Not surprisingly, the prospect brought some relief to the troubled US bond market, bringing down the yield on the benchmark 30 year bond. The short term woes will return, however. The US economy is at that stage of the business cycle where growth will weaken and inflation will pick up. This will be reflected in yields despite the likely shortage of supply.
In the longer run, however, the staggering improvement in the US government's finances is of huge importance and benefit to the economy. Most obviously, the less interest the government has to pay, the more money it has to spend on education, health and bridges. A fall of 3 basis points in its cost of borrowing frees $1bn a year of government expenditure.

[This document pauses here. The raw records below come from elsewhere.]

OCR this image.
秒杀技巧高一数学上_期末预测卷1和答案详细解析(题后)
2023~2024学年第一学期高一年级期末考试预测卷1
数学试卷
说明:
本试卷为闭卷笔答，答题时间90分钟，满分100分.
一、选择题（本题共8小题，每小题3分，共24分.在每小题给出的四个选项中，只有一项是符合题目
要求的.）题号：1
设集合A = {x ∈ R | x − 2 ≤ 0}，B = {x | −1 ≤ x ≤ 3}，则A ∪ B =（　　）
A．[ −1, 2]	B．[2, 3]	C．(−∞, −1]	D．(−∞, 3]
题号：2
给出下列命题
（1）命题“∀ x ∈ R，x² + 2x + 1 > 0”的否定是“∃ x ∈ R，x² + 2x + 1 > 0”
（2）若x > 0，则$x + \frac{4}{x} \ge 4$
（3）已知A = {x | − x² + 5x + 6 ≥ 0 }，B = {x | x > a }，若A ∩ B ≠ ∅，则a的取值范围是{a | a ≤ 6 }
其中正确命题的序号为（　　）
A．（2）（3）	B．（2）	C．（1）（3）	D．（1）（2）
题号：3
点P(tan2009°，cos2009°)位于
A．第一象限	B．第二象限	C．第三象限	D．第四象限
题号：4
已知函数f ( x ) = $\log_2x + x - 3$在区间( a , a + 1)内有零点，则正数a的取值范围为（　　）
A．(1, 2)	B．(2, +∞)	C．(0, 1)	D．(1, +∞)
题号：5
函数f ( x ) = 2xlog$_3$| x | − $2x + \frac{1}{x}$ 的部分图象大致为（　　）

Indirectly, lower bond yields also mean lower borrowing costs for businesses and households. In fact, the length and strength of the US economic expansion are closely related to the Clinton Administration's early and determined efforts to cut the massive deficits inherited from Presidents Reagan and Bush.
Many Democratic activists resented the demands of fiscal orthodoxy at the time, as it meant giving up hopes of expanding spending programmes. James Carville, the tough Clinton election adviser, famously said that if he wanted real power he'd like to be reincarnated as the bond market. This was just about the time Alan Greenspan persuaded Clinton it was worth giving up on the spending for the sake of the reduction in long-term interest rates.

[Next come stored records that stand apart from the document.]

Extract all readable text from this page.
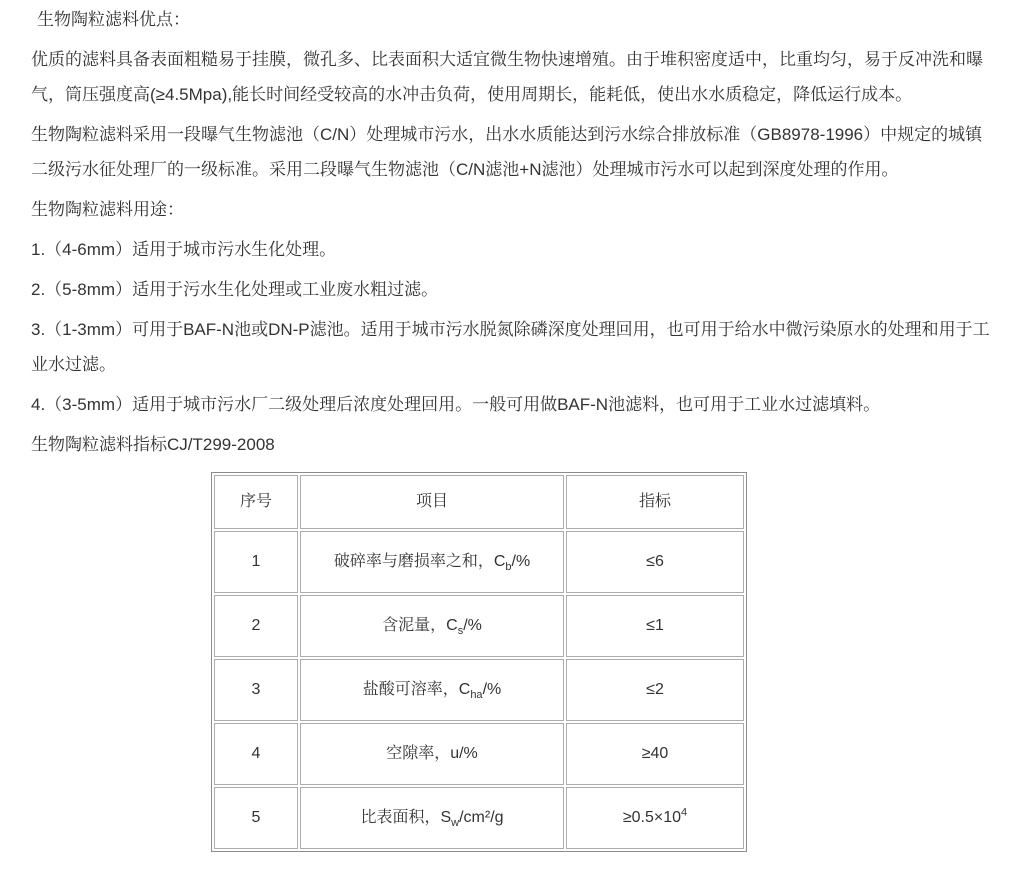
生物陶粒滤料优点：

优质的滤料具备表面粗糙易于挂膜，微孔多、比表面积大适宜微生物快速增殖。由于堆积密度适中，比重均匀，易于反冲洗和曝气，筒压强度高(≥4.5Mpa),能长时间经受较高的水冲击负荷，使用周期长，能耗低，使出水水质稳定，降低运行成本。

生物陶粒滤料采用一段曝气生物滤池（C/N）处理城市污水，出水水质能达到污水综合排放标准（GB8978-1996）中规定的城镇二级污水征处理厂的一级标准。采用二段曝气生物滤池（C/N滤池+N滤池）处理城市污水可以起到深度处理的作用。

生物陶粒滤料用途：

1.（4-6mm）适用于城市污水生化处理。

2.（5-8mm）适用于污水生化处理或工业废水粗过滤。

3.（1-3mm）可用于BAF-N池或DN-P滤池。适用于城市污水脱氮除磷深度处理回用，也可用于给水中微污染原水的处理和用于工业水过滤。

4.（3-5mm）适用于城市污水厂二级处理后浓度处理回用。一般可用做BAF-N池滤料，也可用于工业水过滤填料。

生物陶粒滤料指标CJ/T299-2008

序号	项目	指标
1	破碎率与磨损率之和，$C_b/\%$	≤6
2	含泥量，$C_s/\%$	≤1
3	盐酸可溶率，$C_{ha}/\%$	≤2
4	空隙率，u/%	≥40
5	比表面积，$S_w/cm^2/g$	$\ge 0.5\times 10^4$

The result has been the second longest expansion on record, likely to turn into the longest next January. Never mind the technological revolution and the stock market. Deficit reduction has been the secret ingredient in America's economic miracle. Debt reduction could well sustain it. The US has set an example of the benefits of financial orthodoxy which some European governments, whose budget plans one analyst described yesterday as "quantified escapism", would do well to copy.